Тихо сплюнув, я безошибочно определил командира отряда и поймал в прицел его мордашку.

Глава 2

ЧУДЕСА В ЗОНЕ

Чудес не бывает даже в Зоне. Если стоишь у кирпичной стены под дулами автоматов, знай: смерть достала тебя.

Что ж, я долго избегал свиданий с этой дамой. Она пряталась в телах мутантов, надевала военную форму и гнала сталкеров по болотам вслед за моим отрядом. Смерть долбила очередями из подвалов и заманивала в ловушки аномалий. Но лишь здесь, за Периметром, на одной из действующих военных баз, она назначила мне встречу, и я не смог ей отказать.

Зато теперь я имею право посмотреть на перекошенные лица своих убийц. И по сторонам — напоследок.

Хорошо вокруг! Весна накинула на деревья маскхалаты листвы, небо ясное-ясное, словно личико младенца. В такой день даже умирать приятно. Вот только тело мое не похоронят с почестями: не будет оркестра и венков с лентами, и безутешная вдова не прольет ни слезинки из прекрасных глаз. Ничего этого не будет. Меня швырнут в овраг за бетонным забором, а как стемнеет, часовые на вышках со скуки пальнут разок-другой в слепых псов, грызущихся из-за падали.

Но это будет потом. А сейчас автоматчики нервно перетаптываются, нацелив оружие мне в живот.

Рожу одного, широкоплечего, я видел впервые, а второго, доходягу, звали Васькой Гримовым. Этому мелкому гаду я как-то набил морду в одном баре за Периметром. Будучи в самоволке, Васька забрел туда пьяный в дым. Кто бы мог подумать, что наши дорожки вновь пересекутся, да еще вот так?

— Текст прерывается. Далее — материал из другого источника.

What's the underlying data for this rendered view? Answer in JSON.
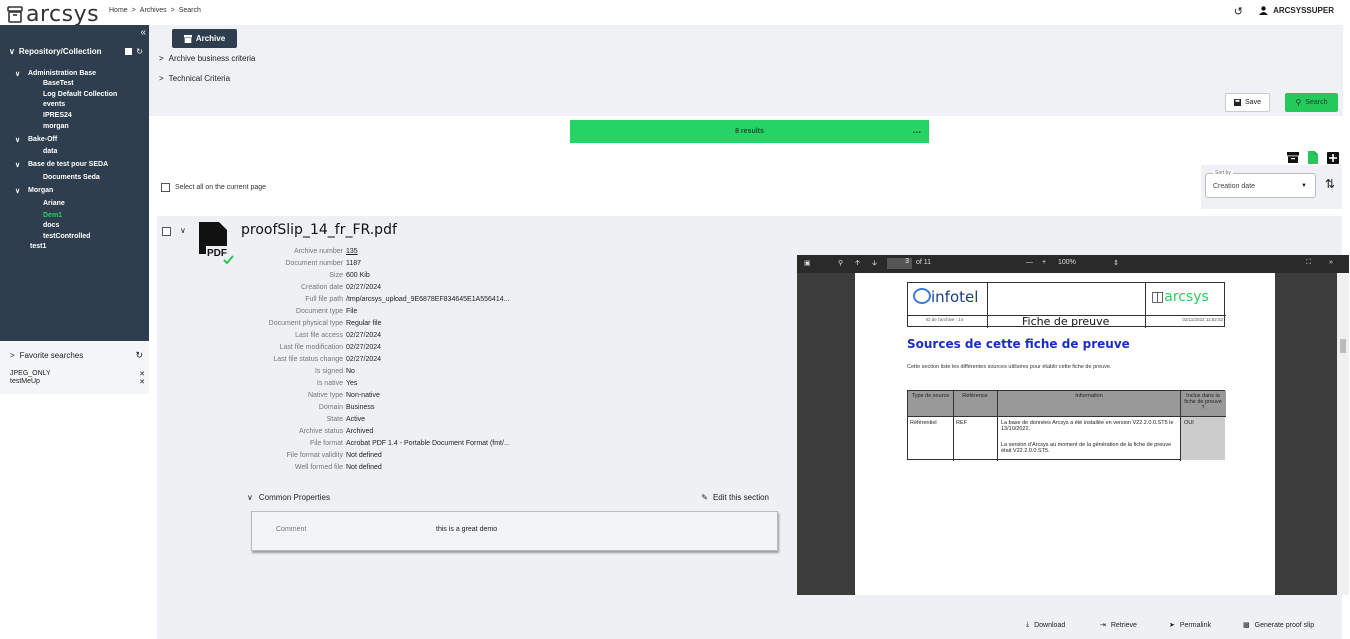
{
  "app": {
    "logo_text": "arcsys"
  },
  "breadcrumb": [
    "Home",
    "Archives",
    "Search"
  ],
  "user": {
    "name": "ARCSYSSUPER"
  },
  "sidebar": {
    "title": "Repository/Collection",
    "tree": [
      {
        "label": "Administration Base",
        "level": 0
      },
      {
        "label": "BaseTest",
        "level": 1
      },
      {
        "label": "Log Default Collection",
        "level": 1
      },
      {
        "label": "events",
        "level": 1
      },
      {
        "label": "IPRES24",
        "level": 1
      },
      {
        "label": "morgan",
        "level": 1
      },
      {
        "label": "Bake-Off",
        "level": 0
      },
      {
        "label": "data",
        "level": 1
      },
      {
        "label": "Base de test pour SEDA",
        "level": 0
      },
      {
        "label": "Documents Seda",
        "level": 1
      },
      {
        "label": "Morgan",
        "level": 0
      },
      {
        "label": "Ariane",
        "level": 1
      },
      {
        "label": "Dem1",
        "level": 1,
        "active": true
      },
      {
        "label": "docs",
        "level": 1
      },
      {
        "label": "testControlled",
        "level": 1
      },
      {
        "label": "test1",
        "level": -1
      }
    ]
  },
  "favorites": {
    "title": "Favorite searches",
    "items": [
      "JPEG_ONLY",
      "testMeUp"
    ]
  },
  "criteria": {
    "archive_button": "Archive",
    "sections": [
      "Archive business criteria",
      "Technical Criteria"
    ],
    "save_label": "Save",
    "search_label": "Search"
  },
  "results": {
    "text": "8 results",
    "more": "..."
  },
  "select_all_label": "Select all on the current page",
  "sort": {
    "label": "Sort by",
    "value": "Creation date"
  },
  "record": {
    "title": "proofSlip_14_fr_FR.pdf",
    "properties": [
      {
        "key": "Archive number",
        "value": "135",
        "link": true
      },
      {
        "key": "Document number",
        "value": "1187"
      },
      {
        "key": "Size",
        "value": "600 Kib"
      },
      {
        "key": "Creation date",
        "value": "02/27/2024"
      },
      {
        "key": "Full file path",
        "value": "/tmp/arcsys_upload_9E6878EF834645E1A556414..."
      },
      {
        "key": "Document type",
        "value": "File"
      },
      {
        "key": "Document physical type",
        "value": "Regular file"
      },
      {
        "key": "Last file access",
        "value": "02/27/2024"
      },
      {
        "key": "Last file modification",
        "value": "02/27/2024"
      },
      {
        "key": "Last file status change",
        "value": "02/27/2024"
      },
      {
        "key": "Is signed",
        "value": "No"
      },
      {
        "key": "Is native",
        "value": "Yes"
      },
      {
        "key": "Native type",
        "value": "Non-native"
      },
      {
        "key": "Domain",
        "value": "Business"
      },
      {
        "key": "State",
        "value": "Active"
      },
      {
        "key": "Archive status",
        "value": "Archived"
      },
      {
        "key": "File format",
        "value": "Acrobat PDF 1.4 - Portable Document Format (fmt/..."
      },
      {
        "key": "File format validity",
        "value": "Not defined"
      },
      {
        "key": "Well formed file",
        "value": "Not defined"
      }
    ],
    "common_title": "Common Properties",
    "edit_label": "Edit this section",
    "comment_key": "Comment",
    "comment_value": "this is a great demo"
  },
  "viewer": {
    "page_current": "3",
    "page_total": "of 11",
    "zoom": "100%",
    "pdf": {
      "logo_left": "infotel",
      "archive_id": "ID de l'archive : 14",
      "doc_title": "Fiche de preuve",
      "logo_right": "arcsys",
      "doc_date": "02/11/2022 11:52:52",
      "heading": "Sources de cette fiche de preuve",
      "intro": "Cette section liste les différentes sources utilisées pour établir cette fiche de preuve.",
      "table_headers": [
        "Type de source",
        "Référence",
        "Information",
        "Inclus dans la fiche de preuve ?"
      ],
      "row": {
        "type": "Référentiel",
        "ref": "REF",
        "info1": "La base de données Arcsys a été installée en version V22.2.0.0.ST5 le 13/10/2022.",
        "info2": "La version d'Arcsys au moment de la génération de la fiche de preuve était V22.2.0.0.ST5.",
        "included": "OUI"
      }
    }
  },
  "actions": [
    "Download",
    "Retrieve",
    "Permalink",
    "Generate proof slip"
  ],
  "colors": {
    "accent": "#25d366",
    "sidebar": "#2f3e4f"
  }
}
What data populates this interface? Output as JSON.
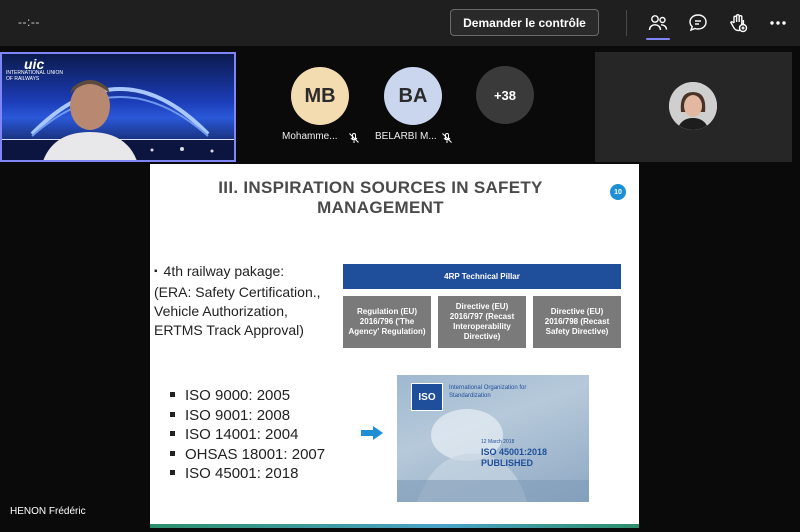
{
  "topbar": {
    "timer": "--:--",
    "control_button": "Demander le contrôle",
    "icons": [
      "people-icon",
      "chat-icon",
      "raise-hand-icon",
      "more-icon"
    ]
  },
  "self_video": {
    "overlay_text": "INTERNATIONAL UNION OF RAILWAYS",
    "logo_text": "uic"
  },
  "participants": [
    {
      "initials": "MB",
      "name": "Mohamme...",
      "muted": true,
      "color": "#f3dcb0"
    },
    {
      "initials": "BA",
      "name": "BELARBI M...",
      "muted": true,
      "color": "#c9d6ee"
    }
  ],
  "more_participants": "+38",
  "slide": {
    "title_line1": "III. INSPIRATION SOURCES IN SAFETY",
    "title_line2": "MANAGEMENT",
    "page_number": "10",
    "rail_line1": "4th railway pakage:",
    "rail_line2": "(ERA: Safety Certification.,",
    "rail_line3": "Vehicle Authorization,",
    "rail_line4": "ERTMS Track Approval)",
    "pillar_label": "4RP Technical Pillar",
    "pillar_boxes": [
      "Regulation (EU) 2016/796 ('The Agency' Regulation)",
      "Directive (EU) 2016/797 (Recast Interoperability Directive)",
      "Directive (EU) 2016/798 (Recast Safety Directive)"
    ],
    "iso_items": [
      "ISO 9000: 2005",
      "ISO 9001: 2008",
      "ISO 14001: 2004",
      "OHSAS 18001: 2007",
      "ISO 45001: 2018"
    ],
    "iso_image": {
      "logo": "ISO",
      "org": "International Organization for Standardization",
      "date": "12 March 2018",
      "standard_line1": "ISO 45001:2018",
      "standard_line2": "PUBLISHED"
    }
  },
  "presenter_name": "HENON Frédéric",
  "colors": {
    "accent": "#7f85f5",
    "pillar_blue": "#1f4e9a",
    "box_gray": "#7a7a7a",
    "arrow_blue": "#1e8fd6"
  }
}
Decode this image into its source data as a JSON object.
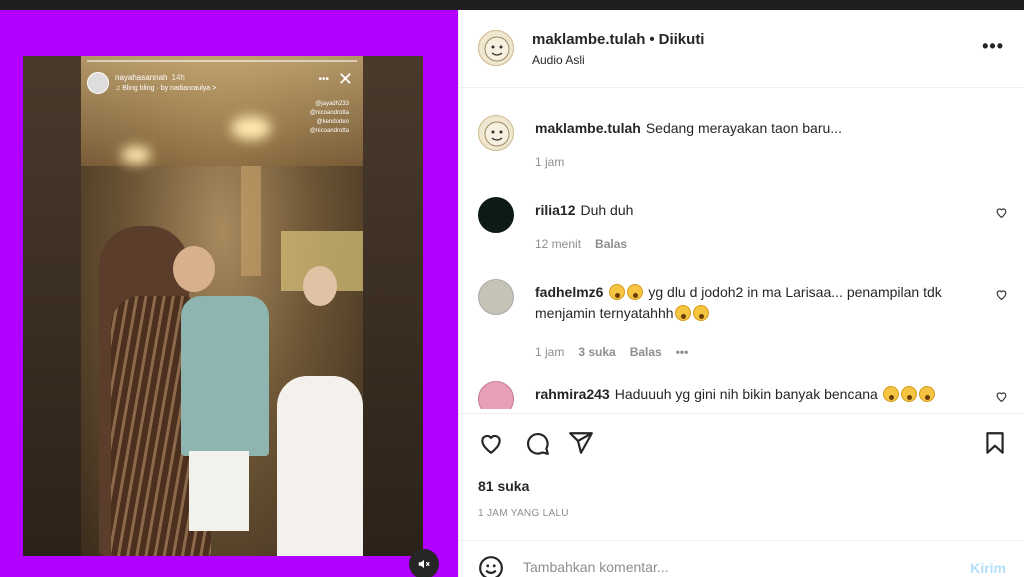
{
  "story": {
    "username": "nayahasannah",
    "time": "14h",
    "song": "♫ Bling bling  ·  by nadianraulya >",
    "tags": [
      "@jayadh233",
      "@nicoandrotta",
      "@kendodeo",
      "@nicoandrotta"
    ]
  },
  "post": {
    "username": "maklambe.tulah",
    "separator": "•",
    "follow_status": "Diikuti",
    "audio": "Audio Asli",
    "more_label": "•••"
  },
  "comments": [
    {
      "user": "maklambe.tulah",
      "text": "Sedang merayakan taon baru...",
      "time": "1 jam",
      "likes": "",
      "reply": ""
    },
    {
      "user": "rilia12",
      "text": "Duh duh",
      "time": "12 menit",
      "likes": "",
      "reply": "Balas"
    },
    {
      "user": "fadhelmz6",
      "text": "yg dlu d jodoh2 in ma Larisaa... penampilan tdk menjamin ternyatahhh",
      "time": "1 jam",
      "likes": "3 suka",
      "reply": "Balas"
    },
    {
      "user": "rahmira243",
      "text": "Haduuuh yg gini nih bikin banyak bencana",
      "time": "",
      "likes": "",
      "reply": ""
    }
  ],
  "engagement": {
    "likes": "81 suka",
    "date": "1 JAM YANG LALU"
  },
  "composer": {
    "placeholder": "Tambahkan komentar...",
    "post_label": "Kirim"
  },
  "icons": {
    "like": "heart-icon",
    "comment": "comment-icon",
    "share": "share-icon",
    "save": "bookmark-icon",
    "emoji": "smile-icon",
    "mute": "speaker-muted-icon"
  },
  "colors": {
    "media_background": "#b100ff",
    "post_button": "#b2dffc",
    "meta_text": "#8e8e8e"
  }
}
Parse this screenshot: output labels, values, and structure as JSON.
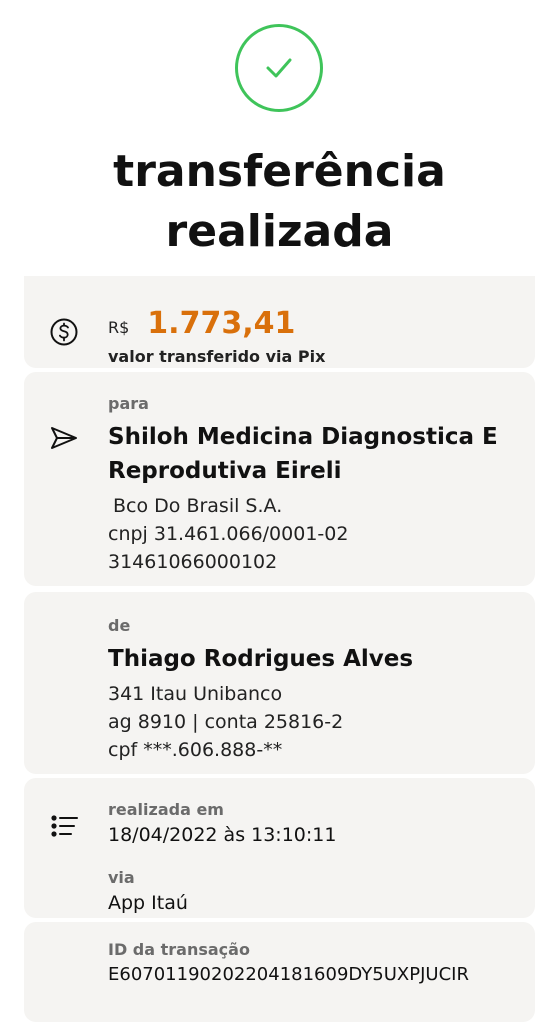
{
  "header": {
    "title_line1": "transferência",
    "title_line2": "realizada",
    "status_icon": "check-icon",
    "accent_color": "#3fc45a"
  },
  "amount": {
    "currency": "R$",
    "value": "1.773,41",
    "caption": "valor transferido via Pix",
    "icon": "dollar-circle-icon",
    "color": "#d9700b"
  },
  "recipient": {
    "label": "para",
    "name": "Shiloh Medicina Diagnostica E Reprodutiva Eireli",
    "bank": "Bco Do Brasil S.A.",
    "document": "cnpj 31.461.066/0001-02",
    "account": "31461066000102",
    "icon": "send-icon"
  },
  "sender": {
    "label": "de",
    "name": "Thiago Rodrigues Alves",
    "bank": "341 Itau Unibanco",
    "account": "ag 8910 | conta 25816-2",
    "document": "cpf ***.606.888-**"
  },
  "details": {
    "icon": "list-icon",
    "date_label": "realizada em",
    "date_value": "18/04/2022 às 13:10:11",
    "channel_label": "via",
    "channel_value": "App Itaú",
    "id_label": "ID da transação",
    "id_value": "E60701190202204181609DY5UXPJUCIR"
  }
}
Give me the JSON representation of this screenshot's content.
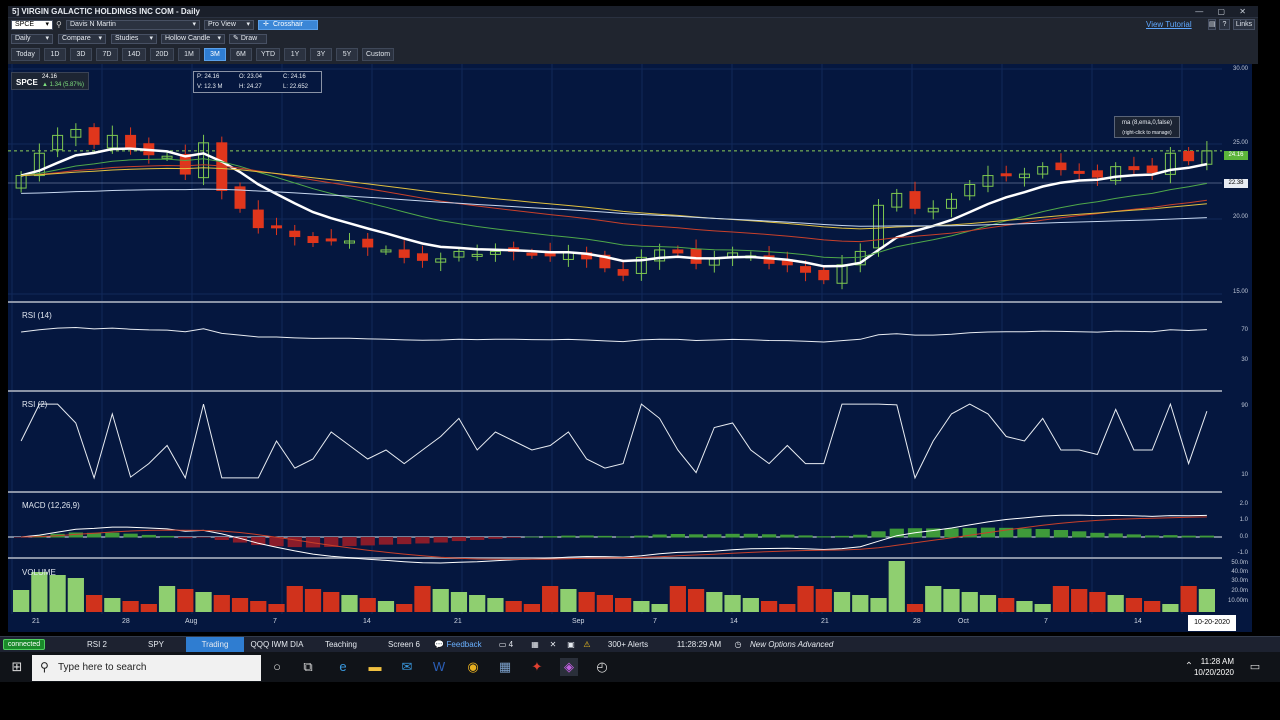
{
  "window": {
    "title": "5] VIRGIN GALACTIC HOLDINGS INC COM - Daily",
    "controls": "— ▢ ✕"
  },
  "toolbar1": {
    "symbol": "SPCE",
    "account": "Davis N Martin",
    "view": "Pro View",
    "crosshair": "Crosshair",
    "view_tutorial": "View Tutorial",
    "help": "?",
    "links": "Links"
  },
  "toolbar2": {
    "interval": "Daily",
    "compare": "Compare",
    "studies": "Studies",
    "candle": "Hollow Candle",
    "draw": "Draw"
  },
  "ranges": [
    "Today",
    "1D",
    "3D",
    "7D",
    "14D",
    "20D",
    "1M",
    "3M",
    "6M",
    "YTD",
    "1Y",
    "3Y",
    "5Y",
    "Custom"
  ],
  "active_range": "3M",
  "quote": {
    "symbol": "SPCE",
    "last": "24.16",
    "change": "▲ 1.34 (5.87%)"
  },
  "ohlc": {
    "p": "P: 24.16",
    "o": "O: 23.04",
    "c": "C: 24.16",
    "v": "V: 12.3 M",
    "h": "H: 24.27",
    "l": "L: 22.652"
  },
  "ma_tooltip": {
    "line1": "ma (8,ema,0,false)",
    "line2": "(right-click to manage)"
  },
  "price_axis": [
    "30.00",
    "25.00",
    "20.00",
    "15.00"
  ],
  "price_badges": {
    "last": "24.16",
    "ma": "22.38"
  },
  "panels": {
    "rsi14": {
      "label": "RSI (14)",
      "ticks": [
        "70",
        "30"
      ]
    },
    "rsi2": {
      "label": "RSI (2)",
      "ticks": [
        "90",
        "10"
      ]
    },
    "macd": {
      "label": "MACD (12,26,9)",
      "ticks": [
        "2.0",
        "1.0",
        "0.0",
        "-1.0"
      ]
    },
    "volume": {
      "label": "VOLUME",
      "ticks": [
        "50.0m",
        "40.0m",
        "30.0m",
        "20.0m",
        "10.00m"
      ]
    }
  },
  "x_axis": [
    "21",
    "28",
    "Aug",
    "7",
    "14",
    "21",
    "Sep",
    "7",
    "14",
    "21",
    "28",
    "Oct",
    "7",
    "14"
  ],
  "x_current_date": "10-20-2020",
  "statusbar": {
    "connected": "connected",
    "tabs": [
      "RSI 2",
      "SPY",
      "Trading",
      "QQQ IWM DIA",
      "Teaching",
      "Screen 6"
    ],
    "active_tab": "Trading",
    "feedback": "Feedback",
    "window_count": "4",
    "alerts": "300+ Alerts",
    "time": "11:28:29 AM EDT",
    "news": "New Options Advanced"
  },
  "taskbar": {
    "search_placeholder": "Type here to search",
    "clock_time": "11:28 AM",
    "clock_date": "10/20/2020"
  },
  "colors": {
    "chart_bg": "#05173f",
    "up": "#7ec850",
    "down": "#e0361c",
    "ma_white": "#ffffff",
    "accent_blue": "#2f7dd1"
  },
  "chart_data": {
    "type": "line",
    "title": "",
    "xlabel": "",
    "ylabel": "",
    "ylim": [
      14,
      30
    ],
    "series": [
      {
        "values": [
          22.5,
          24.0,
          25.2,
          25.6,
          24.6,
          25.2,
          24.4,
          23.9,
          23.8,
          22.6,
          24.7,
          21.5,
          20.3,
          19.0,
          19.0,
          18.4,
          18.0,
          18.2,
          18.1,
          17.7,
          17.5,
          17.0,
          16.8,
          16.9,
          17.4,
          17.2,
          17.4,
          17.4,
          17.2,
          17.1,
          17.3,
          16.9,
          16.3,
          15.8,
          17.0,
          17.5,
          17.3,
          16.6,
          16.9,
          17.3,
          17.1,
          16.6,
          16.5,
          16.0,
          15.5,
          16.5,
          17.4,
          20.5,
          21.3,
          20.3,
          20.3,
          20.9,
          21.9,
          22.5,
          22.6,
          22.6,
          23.1,
          22.9,
          22.7,
          22.4,
          23.1,
          22.9,
          22.7,
          24.0,
          23.5,
          24.16
        ]
      }
    ]
  }
}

Теперь-то, щербато ухмыляясь, он глядел на меня поверх прицела. Он мог безнаказанно расквитаться со мной за два выбитых зуба и был этому несказанно рад.

Толстый молодой сержант в отглаженном камуфляже, подслеповато щурясь, читал с бумажки в полиэтиленовом файле:

— …также Максим Краевой по кличке Край признан виновным в смерти трех солдат регулярной украинской армии во время планового рейда антитеррористического подразделения «Зевс» в ночь с шестнадцатого на семнадцатое апреля возле укрепрайона Лыбидь…

Ах ты крыса штабная! Стрелочки наутюжены, ботинки начищены. Сразу видно, что в грязи не валялся, пороха не нюхал. «Укрепрайон Лыбидь» — ну что за бред?! Вояки так называли хутор в одну улицу, в конце которой располагался притон, известный на всю округу. Отряд мой остановился там, чтобы скоротать время до рассвета. А ночью заведение атаковала спецбригада из пятнадцати разведчиков-убийц. Была настоящая бойня, и я… Да что уж теперь-то вспоминать?

Сержант закончил обвинительную речь. Спрятал бумагу в папку, потер слезящиеся глаза и кивнул автоматчикам. Те только того и ждали — приникли к оружию.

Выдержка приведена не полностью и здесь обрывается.